Deux sociétés concessionnaires, l'une de droit français à Gambsheim (la CERGA), l'autre de droit allemand à Iffezheim (RKI), exploitent les ouvrages énergétiques deux Etats bénéficient chacun de la moitié de la production hydroélectrique de chacune des usines de Gambsheim et Iffezheim, mises en service respectivement en 1974 et 1977.

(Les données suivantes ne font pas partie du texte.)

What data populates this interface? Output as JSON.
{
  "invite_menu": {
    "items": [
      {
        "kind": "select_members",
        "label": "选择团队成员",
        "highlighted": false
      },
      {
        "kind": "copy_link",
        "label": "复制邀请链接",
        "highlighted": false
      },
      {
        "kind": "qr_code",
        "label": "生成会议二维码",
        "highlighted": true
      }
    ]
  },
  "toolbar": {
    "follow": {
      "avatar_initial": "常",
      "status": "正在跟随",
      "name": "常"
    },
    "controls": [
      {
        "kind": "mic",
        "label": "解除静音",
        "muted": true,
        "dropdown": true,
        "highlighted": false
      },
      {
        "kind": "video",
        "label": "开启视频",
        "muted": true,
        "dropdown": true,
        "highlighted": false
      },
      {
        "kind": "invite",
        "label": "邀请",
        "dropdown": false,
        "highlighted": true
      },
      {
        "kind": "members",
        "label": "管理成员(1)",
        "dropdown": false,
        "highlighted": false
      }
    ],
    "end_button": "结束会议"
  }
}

L’étape suivante consiste à aménager le fleuve en aval d’Iffezheim, toujours pour parer au problème de la navigation. Le projet de réalisation d'une troisième est remi sine die en 1977 au profit de toute une série de travaux plus modestes mais plus efficaces en vue d’améliorer la protection contre les crues et les conditions de navigation, et enrayer le phénomène d'érosion. Ce sont les mesures dites d’« écrêtement » : construction de différents « polders » ou bassins de rétention des crues, comme le polder d'Erstein et celui du confluent de la Moder et du Rhin ; construction de barrages dits « agricoles » pour relever le niveau de la nappe phréatique rhénane ; relèvement des digues de correction ; approfondissement à 2,10 m sous étiage équivalent du chenal navigable (largeur de l’ordre de 90 m) entre Beinheim (Iffezheim) et Lauterbourg ; réalimentation en débit solide du Rhin en aval d'Iffezheim (soit un apport annuel de 200 000 m3 de cailloux calibrés).
3.3.5.6. Conclusion
Au terme de ces aménagements, le cours supérieur du Rhin est aujourd'hui canalisé sur 165km de Bâle jusqu'à Iffezheim, permettant aux automoteurs de gros tonnage et aux convois poussés de 4 barges (10 000 tonnes) de naviguer en toute sécurité et avec une parfaite régularité. Un automoteur transportant des conteneurs descend de Strasbourg à Rotterdam sur 700km en 40 heures et en remonte en 70 heures. La flotte rhénane, et les équipements portuaires qui se sont développés tout le long du fleuve, ont suivi les progrès de cet aménagement.